やや強い雨/1時間に10mm以上20mm未満の雨量

強い雨/1時間に20mm以上30mm未満の雨量

激しい雨/1時間に30mm以上50mm未満の雨量

非常に激しい雨/1時間に50mm以上80mm未満の雨量

猛烈な雨/1時間に80mm以上の雨量

 ちなみに毎日天気予報を伝えるお二人によれば、ひと昔前よりも“非常に激しい雨”と伝えることは、確実に増えているという。この状態だと、傘はまったく役に立たず、クルマの運転には危険が伴う。さらにはマンホールから水が噴き出したり、地下街や地下道が浸水するといったことも起きうるレベルだそうだ。

 また、“非常に激しい雨”や“猛烈な雨”と関連して、「記録的短時間大雨情報」という単語が天気予報から聞こえてきたら要注意だという。これは、数年に一度程度しか発生しないような短時間の大雨(1時間に100mm前後の雨)を、観測や解析した時に、各地の気象台が発表するもので、“情報”というと、“注意報”や“警報”と比べると緊急性を感じにくいが、“災害発生につながりかねない雨量”であることを意味しているので、十分な注意をして欲しいと二人は口を揃えていう。

 このように何気なく使われている予報用語も、意味を知るとより深く天気予報を理解できるようになる。

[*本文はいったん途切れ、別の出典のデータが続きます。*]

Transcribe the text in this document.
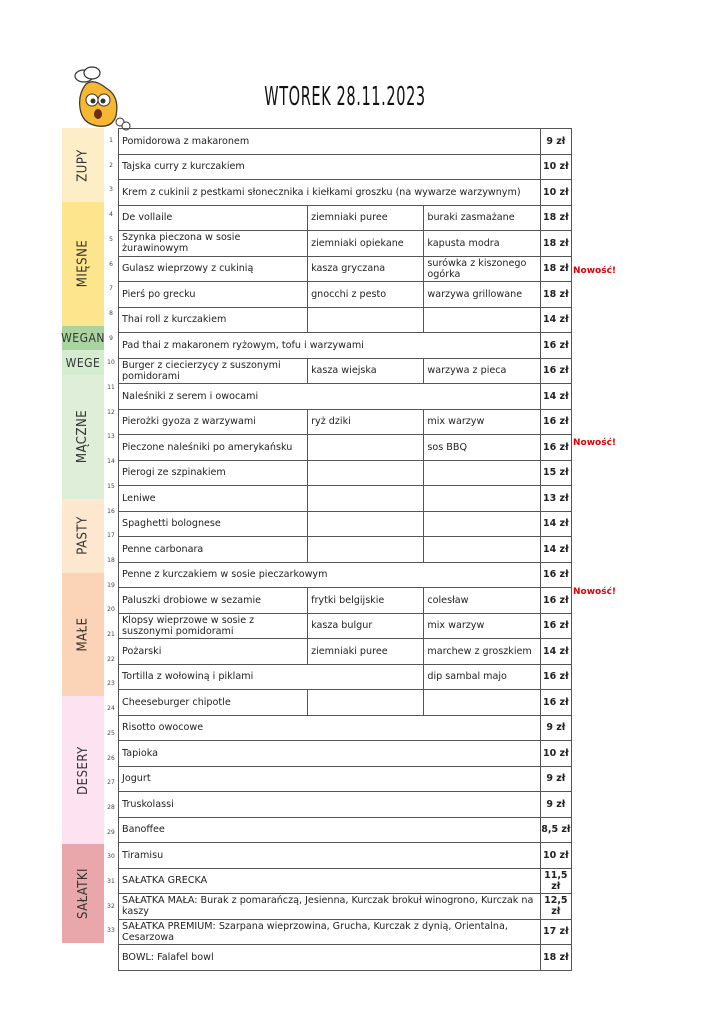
WTOREK 28.11.2023
ZUPY
MIĘSNE
WEGAN
WEGE
MĄCZNE
PASTY
MAŁE
DESERY
SAŁATKI
1
2
3
4
5
6
7
8
9
10
11
12
13
14
15
16
17
18
19
20
21
22
23
24
25
26
27
28
29
30
31
32
33
Nowość!
Nowość!
Nowość!
Pomidorowa z makaronem			9 zł
Tajska curry z kurczakiem			10 zł
Krem z cukinii z pestkami słonecznika i kiełkami groszku (na wywarze warzywnym)			10 zł
De vollaile	ziemniaki puree	buraki zasmażane	18 zł
Szynka pieczona w sosie żurawinowym	ziemniaki opiekane	kapusta modra	18 zł
Gulasz wieprzowy z cukinią	kasza gryczana	surówka z kiszonego ogórka	18 zł
Pierś po grecku	gnocchi z pesto	warzywa grillowane	18 zł
Thai roll z kurczakiem			14 zł
Pad thai z makaronem ryżowym, tofu i warzywami			16 zł
Burger z ciecierzycy z suszonymi pomidorami	kasza wiejska	warzywa z pieca	16 zł
Naleśniki z serem i owocami			14 zł
Pierożki gyoza z warzywami	ryż dziki	mix warzyw	16 zł
Pieczone naleśniki po amerykańsku		sos BBQ	16 zł
Pierogi ze szpinakiem			15 zł
Leniwe			13 zł
Spaghetti bolognese			14 zł
Penne carbonara			14 zł
Penne z kurczakiem w sosie pieczarkowym			16 zł
Paluszki drobiowe w sezamie	frytki belgijskie	colesław	16 zł
Klopsy wieprzowe w sosie z suszonymi pomidorami	kasza bulgur	mix warzyw	16 zł
Pożarski	ziemniaki puree	marchew z groszkiem	14 zł
Tortilla z wołowiną i piklami		dip sambal majo	16 zł
Cheeseburger chipotle			16 zł
Risotto owocowe			9 zł
Tapioka			10 zł
Jogurt			9 zł
Truskolassi			9 zł
Banoffee			8,5 zł
Tiramisu			10 zł
SAŁATKA GRECKA			11,5 zł
SAŁATKA MAŁA: Burak z pomarańczą, Jesienna, Kurczak brokuł winogrono, Kurczak na kaszy			12,5 zł
SAŁATKA PREMIUM: Szarpana wieprzowina, Grucha, Kurczak z dynią, Orientalna, Cesarzowa			17 zł
BOWL: Falafel bowl			18 zł
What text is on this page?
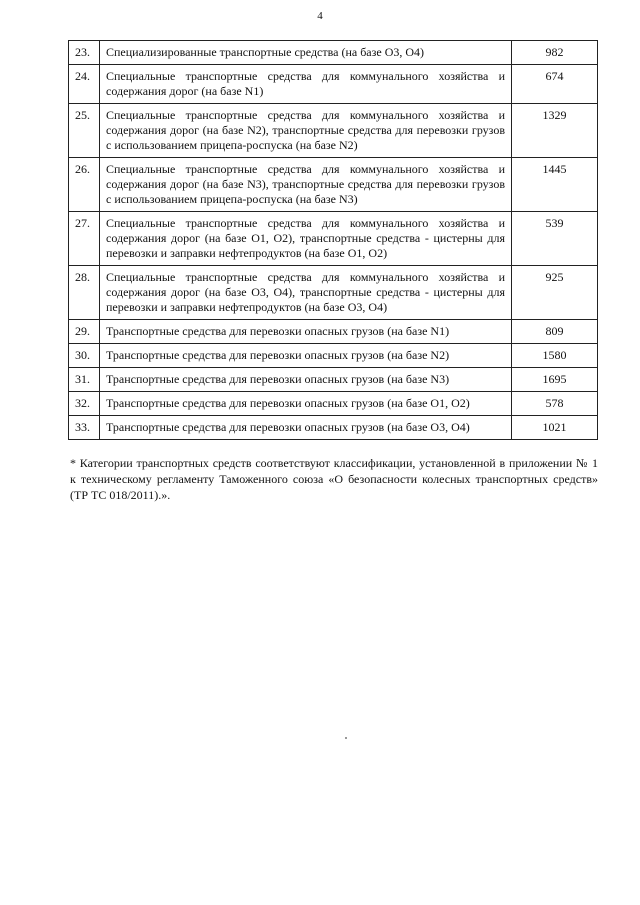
4
23.	Специализированные транспортные средства (на базе O3, O4)	982
24.	Специальные транспортные средства для коммунального хозяйства и содержания дорог (на базе N1)	674
25.	Специальные транспортные средства для коммунального хозяйства и содержания дорог (на базе N2), транспортные средства для перевозки грузов с использованием прицепа-роспуска (на базе N2)	1329
26.	Специальные транспортные средства для коммунального хозяйства и содержания дорог (на базе N3), транспортные средства для перевозки грузов с использованием прицепа-роспуска (на базе N3)	1445
27.	Специальные транспортные средства для коммунального хозяйства и содержания дорог (на базе O1, O2), транспортные средства - цистерны для перевозки и заправки нефтепродуктов (на базе O1, O2)	539
28.	Специальные транспортные средства для коммунального хозяйства и содержания дорог (на базе O3, O4), транспортные средства - цистерны для перевозки и заправки нефтепродуктов (на базе O3, O4)	925
29.	Транспортные средства для перевозки опасных грузов (на базе N1)	809
30.	Транспортные средства для перевозки опасных грузов (на базе N2)	1580
31.	Транспортные средства для перевозки опасных грузов (на базе N3)	1695
32.	Транспортные средства для перевозки опасных грузов (на базе O1, O2)	578
33.	Транспортные средства для перевозки опасных грузов (на базе O3, O4)	1021
* Категории транспортных средств соответствуют классификации, установленной в приложении № 1 к техническому регламенту Таможенного союза «О безопасности колесных транспортных средств» (ТР ТС 018/2011).».
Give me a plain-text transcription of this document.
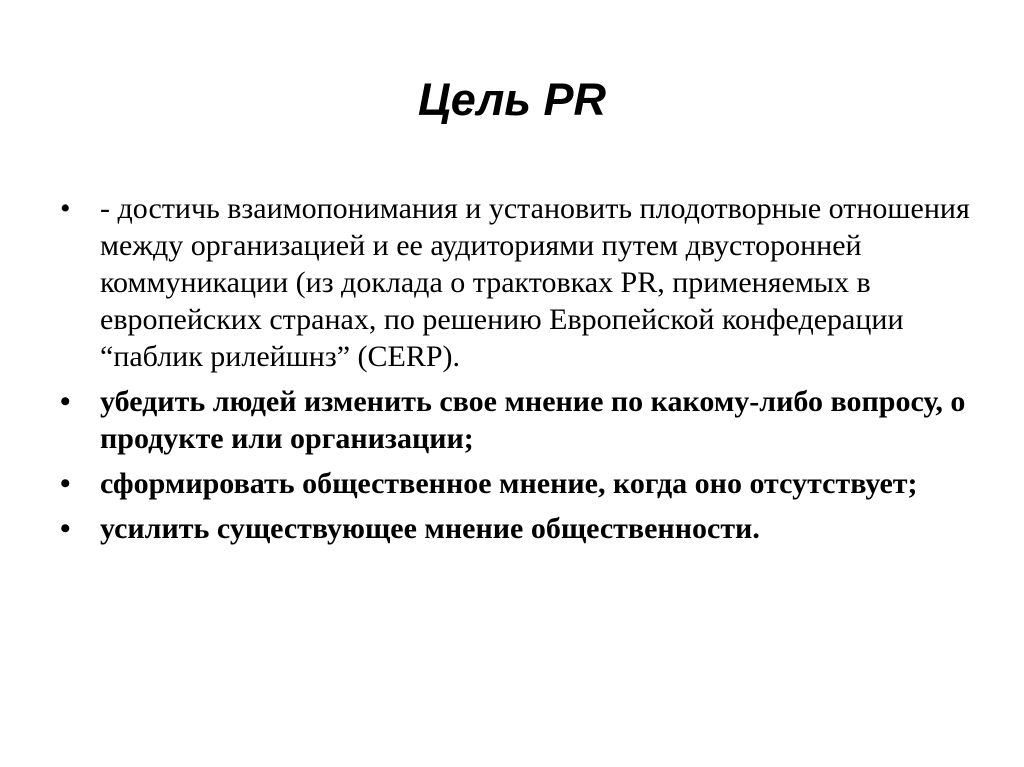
Цель PR
• - достичь взаимопонимания и установить плодотворные отношения между организацией и ее аудиториями путем двусторонней коммуникации (из доклада о трактовках PR, применяемых в европейских странах, по решению Европейской конфедерации “паблик рилейшнз” (CERP).
• убедить людей изменить свое мнение по какому-либо вопросу, о продукте или организации;
• сформировать общественное мнение, когда оно отсутствует;
• усилить существующее мнение общественности.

次回は、天気予報から一歩進んで、“気象災害”に対する知恵をお二人に解説してもらおう。

画像一覧

  • 『いざというときに身を守る 気象災害への知恵』(発行:求龍堂)を企画・執筆した文化放送のアナウンサーで気象予報士の伊藤佳子アナ(右)と鈴木純子アナ(左)。二人は文化放送の平日朝のワイド番組『くにまるジャパン』内「お天気・気象転結」(9:35頃と10:25頃放送)というコーナーで、その日の天気予報とお天気ひと口ネタを2005年4月から交代で伝えてきている(撮影:防犯システム取材班)
  • 2014年11月頃までアメダスが設置されていた大手町にある気象庁(撮影:防犯システム取材班)
  • 2014年12月から新たにアメダスが設置された北の丸公園の露場(観測施設)。周囲は木々に囲まれていて、都市部の中では比較的涼しい環境だった(撮影:防犯システム取材班)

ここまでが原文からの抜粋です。